Durante a vida terrena, algumas pessoas podem ter lembranças, sonhos ou intuições sobre essa missão espiritual. Outras podem ser conduzidas a essa jornada através de experiências espirituais marcantes, como mediunidade, sonhos lúcidos ou até mesmo experiências de quase-morte. Independentemente do caminho, o objetivo é sempre o mesmo: servir e auxiliar seres que necessitam de ajuda no plano astral.

Doando ectoplasma e energia para resgatar seres em energias densas

O ectoplasma é uma ferramenta vital para os trabalhos no plano astral. Os encarnados, ao doarem ectoplasma, fornecem uma energia densa e moldável que pode ser utilizada em diversas tarefas espirituais. Essa energia é especialmente importante para resgatar seres que se encontram em zonas de baixa vibração ou em situações de sofrimento.

Além do ectoplasma, os encarnados também podem doar energia amorosa, curativa e elevada, que serve como um bálsamo para seres em desequilíbrio. Essa doação pode ocorrer durante práticas mediúnicas, orações, meditações ou até mesmo durante o sono, quando muitos voluntários astrais realizam suas missões de ajuda.

Livros sobre Mediunidade

Konrad Lindmeier – Parapsicologia e sincronicidade

Neste livro, Lindmeier explora os mistérios da parapsicologia e da sincronicidade, examinando eventos paranormais e coincidências significativas. Ele oferece uma visão profunda das experiências humanas que desafiam a explicação convencional, estimulando o leitor a repensar as fronteiras da realidade.

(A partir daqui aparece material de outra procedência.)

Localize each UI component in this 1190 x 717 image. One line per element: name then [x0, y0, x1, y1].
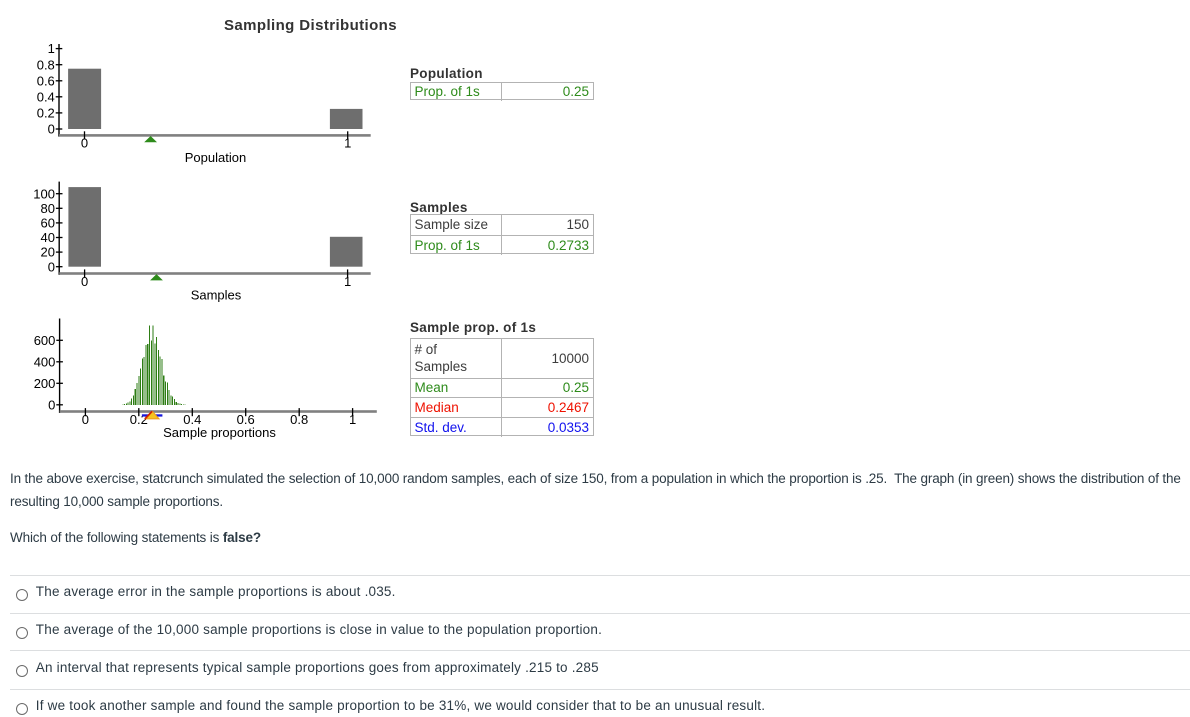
svg-text:0.4: 0.4 [183, 412, 201, 427]
svg-text:1: 1 [48, 41, 55, 56]
svg-text:20: 20 [41, 245, 55, 260]
svg-text:40: 40 [41, 230, 55, 245]
svg-text:0.8: 0.8 [37, 57, 55, 72]
svg-text:600: 600 [34, 333, 56, 348]
svg-text:0: 0 [48, 259, 55, 274]
svg-text:0.4: 0.4 [37, 89, 55, 104]
svg-text:60: 60 [41, 216, 55, 231]
svg-text:80: 80 [41, 201, 55, 216]
svg-text:1: 1 [344, 274, 351, 289]
svg-text:400: 400 [34, 354, 56, 369]
svg-text:0.8: 0.8 [290, 412, 308, 427]
svg-text:0: 0 [48, 122, 55, 137]
svg-text:0.2: 0.2 [37, 106, 55, 121]
svg-text:100: 100 [33, 186, 55, 201]
svg-text:0: 0 [82, 412, 89, 427]
svg-text:Population: Population [185, 150, 246, 165]
svg-text:1: 1 [349, 412, 356, 427]
svg-text:0.6: 0.6 [237, 412, 255, 427]
svg-text:200: 200 [34, 376, 56, 391]
svg-text:0.6: 0.6 [37, 73, 55, 88]
svg-text:Sample proportions: Sample proportions [163, 425, 276, 440]
svg-text:0: 0 [48, 397, 55, 412]
svg-text:Samples: Samples [191, 287, 242, 302]
svg-text:1: 1 [344, 136, 351, 151]
svg-text:0: 0 [81, 274, 88, 289]
svg-text:0: 0 [81, 136, 88, 151]
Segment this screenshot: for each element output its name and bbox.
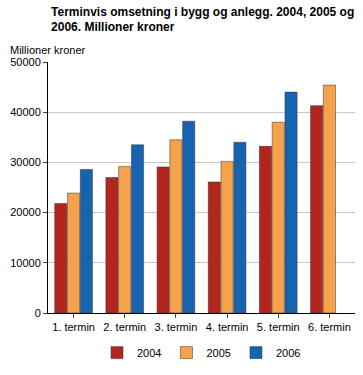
svg-text:Millioner kroner: Millioner kroner [10, 44, 86, 56]
svg-text:2005: 2005 [206, 347, 230, 359]
svg-text:0: 0 [35, 307, 41, 319]
svg-text:30000: 30000 [10, 156, 41, 168]
svg-text:4. termin: 4. termin [206, 321, 249, 333]
svg-text:20000: 20000 [10, 206, 41, 218]
svg-text:10000: 10000 [10, 257, 41, 269]
svg-text:1. termin: 1. termin [52, 321, 95, 333]
svg-text:3. termin: 3. termin [155, 321, 198, 333]
svg-text:2006: 2006 [276, 347, 300, 359]
svg-text:5. termin: 5. termin [257, 321, 300, 333]
svg-text:50000: 50000 [10, 56, 41, 68]
svg-text:2. termin: 2. termin [103, 321, 146, 333]
svg-text:Terminvis omsetning i bygg og: Terminvis omsetning i bygg og anlegg. 20… [51, 5, 354, 35]
svg-text:2004: 2004 [137, 347, 161, 359]
svg-text:40000: 40000 [10, 106, 41, 118]
svg-text:6. termin: 6. termin [308, 321, 351, 333]
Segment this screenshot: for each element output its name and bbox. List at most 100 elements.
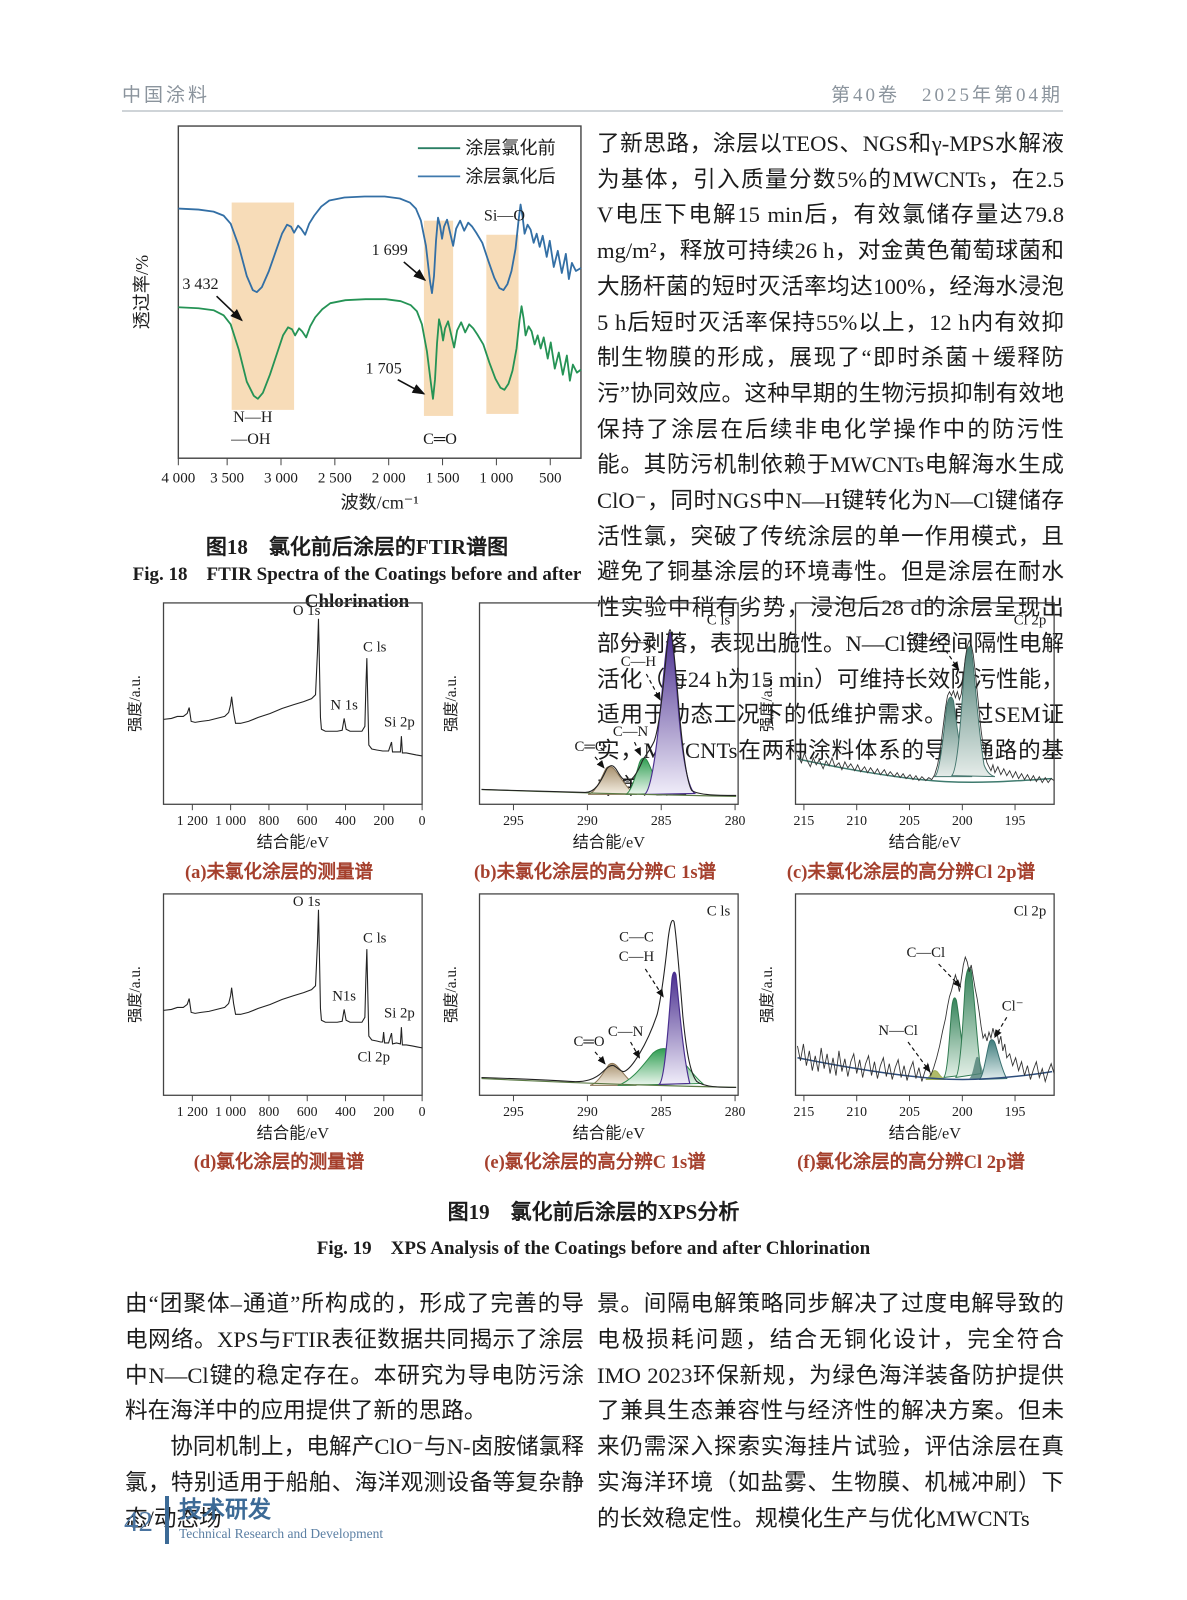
tick: 1 000 xyxy=(215,1104,246,1119)
tick: 195 xyxy=(1005,813,1026,828)
label-ccl: C—Cl xyxy=(912,632,951,648)
tick: 200 xyxy=(952,813,973,828)
ftir-tick: 2 000 xyxy=(372,470,406,486)
tick: 800 xyxy=(259,813,280,828)
xps-panel-c: Cl 2p C—Cl 215 210 205 200 195 结合能/eV 强度… xyxy=(758,597,1064,884)
arrow-cc-ch xyxy=(644,968,664,998)
x-axis: 1 200 1 000 800 600 400 200 0 xyxy=(177,1094,426,1119)
body-text-bottom-right: 景。间隔电解策略同步解决了过度电解导致的电极损耗问题，结合无铜化设计，完全符合I… xyxy=(597,1286,1064,1537)
x-label: 结合能/eV xyxy=(889,833,962,852)
arrow-cn xyxy=(630,1041,640,1059)
xps-cl2p-chart-c: Cl 2p C—Cl 215 210 205 200 195 结合能/eV 强度… xyxy=(759,602,1055,852)
survey-trace xyxy=(163,909,423,1049)
tick: 200 xyxy=(952,1104,973,1119)
xps-survey-chart-a: O 1s C ls N 1s Si 2p 1 200 1 000 800 600… xyxy=(127,602,426,852)
xps-panel-e: C ls C—C C—H C—N C═O 295 290 285 280 结合能… xyxy=(442,888,748,1175)
ftir-x-label: 波数/cm⁻¹ xyxy=(340,493,418,513)
peak-co xyxy=(589,1062,637,1086)
arrow-ncl xyxy=(907,1041,931,1073)
ftir-tick: 3 000 xyxy=(264,470,298,486)
legend-label-before: 涂层氯化前 xyxy=(465,138,556,158)
x-label: 结合能/eV xyxy=(573,833,646,852)
ftir-plot-border xyxy=(177,125,582,459)
x-label: 结合能/eV xyxy=(889,1123,962,1142)
tick: 280 xyxy=(725,813,746,828)
ftir-chart: 涂层氯化前 涂层氯化后 3 432 1 699 Si—O 1 705 N—H —… xyxy=(132,125,582,513)
xps-survey-chart-d: O 1s C ls N1s Si 2p Cl 2p 1 200 1 000 80… xyxy=(127,892,426,1142)
tick: 285 xyxy=(651,813,672,828)
baseline xyxy=(797,1056,1053,1080)
label-cn: C—N xyxy=(613,724,649,740)
survey-trace xyxy=(163,618,423,757)
peak-label-cl2p: Cl 2p xyxy=(358,1049,390,1065)
label-ch: C—H xyxy=(621,654,657,670)
ftir-tick: 4 000 xyxy=(161,470,195,486)
fig19-captions: 图19 氯化前后涂层的XPS分析 Fig. 19 XPS Analysis of… xyxy=(0,1196,1187,1260)
tick: 200 xyxy=(373,1104,394,1119)
tick: 215 xyxy=(794,1104,815,1119)
page-number: 42 xyxy=(124,1506,153,1538)
arrow-cc-ch xyxy=(645,673,661,701)
page-footer: 42 技术研发 Technical Research and Developme… xyxy=(124,1496,383,1544)
tick: 280 xyxy=(725,1104,746,1119)
paragraph: 景。间隔电解策略同步解决了过度电解导致的电极损耗问题，结合无铜化设计，完全符合I… xyxy=(597,1291,1064,1531)
y-label: 强度/a.u. xyxy=(759,675,776,732)
xps-panel-b: C ls C—C C—H C—N C═O 295 290 285 280 结合能… xyxy=(442,597,748,884)
xps-panel-d: O 1s C ls N1s Si 2p Cl 2p 1 200 1 000 80… xyxy=(126,888,432,1175)
label-ccl: C—Cl xyxy=(906,945,945,961)
annotation-1705: 1 705 xyxy=(366,361,402,378)
tick: 400 xyxy=(335,813,356,828)
figure-18: 涂层氯化前 涂层氯化后 3 432 1 699 Si—O 1 705 N—H —… xyxy=(128,120,586,615)
x-label: 结合能/eV xyxy=(257,1123,330,1142)
tick: 1 200 xyxy=(177,813,208,828)
panel-a-caption: (a)未氯化涂层的测量谱 xyxy=(184,862,374,883)
plot-border xyxy=(794,602,1055,805)
y-label: 强度/a.u. xyxy=(759,966,776,1023)
peak-label-c1s: C ls xyxy=(363,639,387,655)
baseline xyxy=(797,758,1053,783)
panel-c-caption: (c)未氯化涂层的高分辨Cl 2p谱 xyxy=(786,862,1036,883)
label-cc: C—C xyxy=(619,929,654,945)
x-axis: 215 210 205 200 195 xyxy=(794,1094,1026,1119)
plot-border xyxy=(794,892,1055,1096)
peak-label-si2p: Si 2p xyxy=(384,714,415,730)
arrow-1699 xyxy=(403,261,427,282)
label-ch: C—H xyxy=(619,949,655,965)
curve-before-chlorination xyxy=(178,298,582,400)
arrow-3432 xyxy=(216,295,243,322)
noisy-trace xyxy=(797,955,1055,1083)
tick: 1 000 xyxy=(215,813,246,828)
tick: 1 200 xyxy=(177,1104,208,1119)
tick: 195 xyxy=(1005,1104,1026,1119)
plot-border xyxy=(478,892,739,1096)
peak-clminus xyxy=(978,1038,1008,1080)
tick: 800 xyxy=(259,1104,280,1119)
arrow-co xyxy=(594,756,605,769)
xps-panel-a: O 1s C ls N 1s Si 2p 1 200 1 000 800 600… xyxy=(126,597,432,884)
ftir-tick: 1 500 xyxy=(426,470,460,486)
annotation-si-o: Si—O xyxy=(484,208,525,225)
ftir-tick: 2 500 xyxy=(318,470,352,486)
section-title: 技术研发 xyxy=(179,1496,271,1522)
ftir-tick: 3 500 xyxy=(210,470,244,486)
plot-border xyxy=(478,602,739,805)
arrow-1705 xyxy=(397,378,426,395)
label-co: C═O xyxy=(574,1034,605,1050)
journal-name: 中国涂料 xyxy=(122,85,211,106)
fig18-caption-en-2: Chlorination xyxy=(304,590,410,612)
tick: 205 xyxy=(899,1104,920,1119)
corner-label: Cl 2p xyxy=(1014,613,1046,629)
fig19-caption-en: Fig. 19 XPS Analysis of the Coatings bef… xyxy=(316,1238,871,1259)
peak-cc-ch xyxy=(657,971,691,1085)
ftir-x-axis: 4 000 3 500 3 000 2 500 2 000 1 500 1 00… xyxy=(161,458,562,486)
label-ncl: N—Cl xyxy=(878,1023,917,1039)
tick: 210 xyxy=(846,1104,867,1119)
y-label: 强度/a.u. xyxy=(127,675,144,732)
y-label: 强度/a.u. xyxy=(443,966,460,1023)
section-title-en: Technical Research and Development xyxy=(179,1526,384,1541)
annotation-n-h: N—H xyxy=(233,409,273,426)
arrow-ccl xyxy=(945,649,960,671)
peak-label-o1s: O 1s xyxy=(293,893,321,909)
tick: 600 xyxy=(297,1104,318,1119)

Ph.D Charles T. Tart – O Fim do Materialismo: Como as Evidências Científicas dos Fenômenos Paranormais Estão Unindo Ciência e Espiritualidade

Ph.D. Charles T. Tart argumenta neste livro que a ciência e a espiritualidade não precisam ser mutuamente exclusivas. Ele apresenta evidências científicas de fenômenos paranormais, desafiando a visão materialista predominante e defendendo uma abordagem mais holística da realidade.

Stella Maris Souza Marques – Da pesquisa psíquica à ciência psicológica: Estudo das experiências religiosas, parapsicológicas, psíquicas e anômalas

Stella Maris Souza Marques explora o campo da pesquisa psíquica e suas conexões com a psicologia. Ela analisa experiências religiosas, parapsicológicas e anômalas, oferecendo insights sobre como esses fenômenos podem ser compreendidos dentro do contexto da ciência psicológica.

Conclusão

A jornada espiritual é vasta e multifacetada, e a compreensão dos conceitos de mediunidade e ectoplasma nos oferece uma visão mais profunda das interações entre os planos físico e astral. Ao longo deste artigo, exploramos a natureza intrincada da mediunidade, a importância do ectoplasma e o papel vital que desempenhamos, tanto consciente quanto inconscientemente, no auxílio a seres de outras dimensões.

A decisão de se voluntariar para trabalhos espirituais, seja através da doação de ectoplasma ou da realização de tarefas no plano astral, é um testemunho da capacidade humana de amar, servir e evoluir.

Ao abraçarmos nosso papel como pontes entre os mundos, reafirmamos nosso compromisso com o crescimento espiritual e a unidade universal, lembrando-nos de que, no grande esquema do universo, todos estamos interconectados e cada ação tem um propósito maior.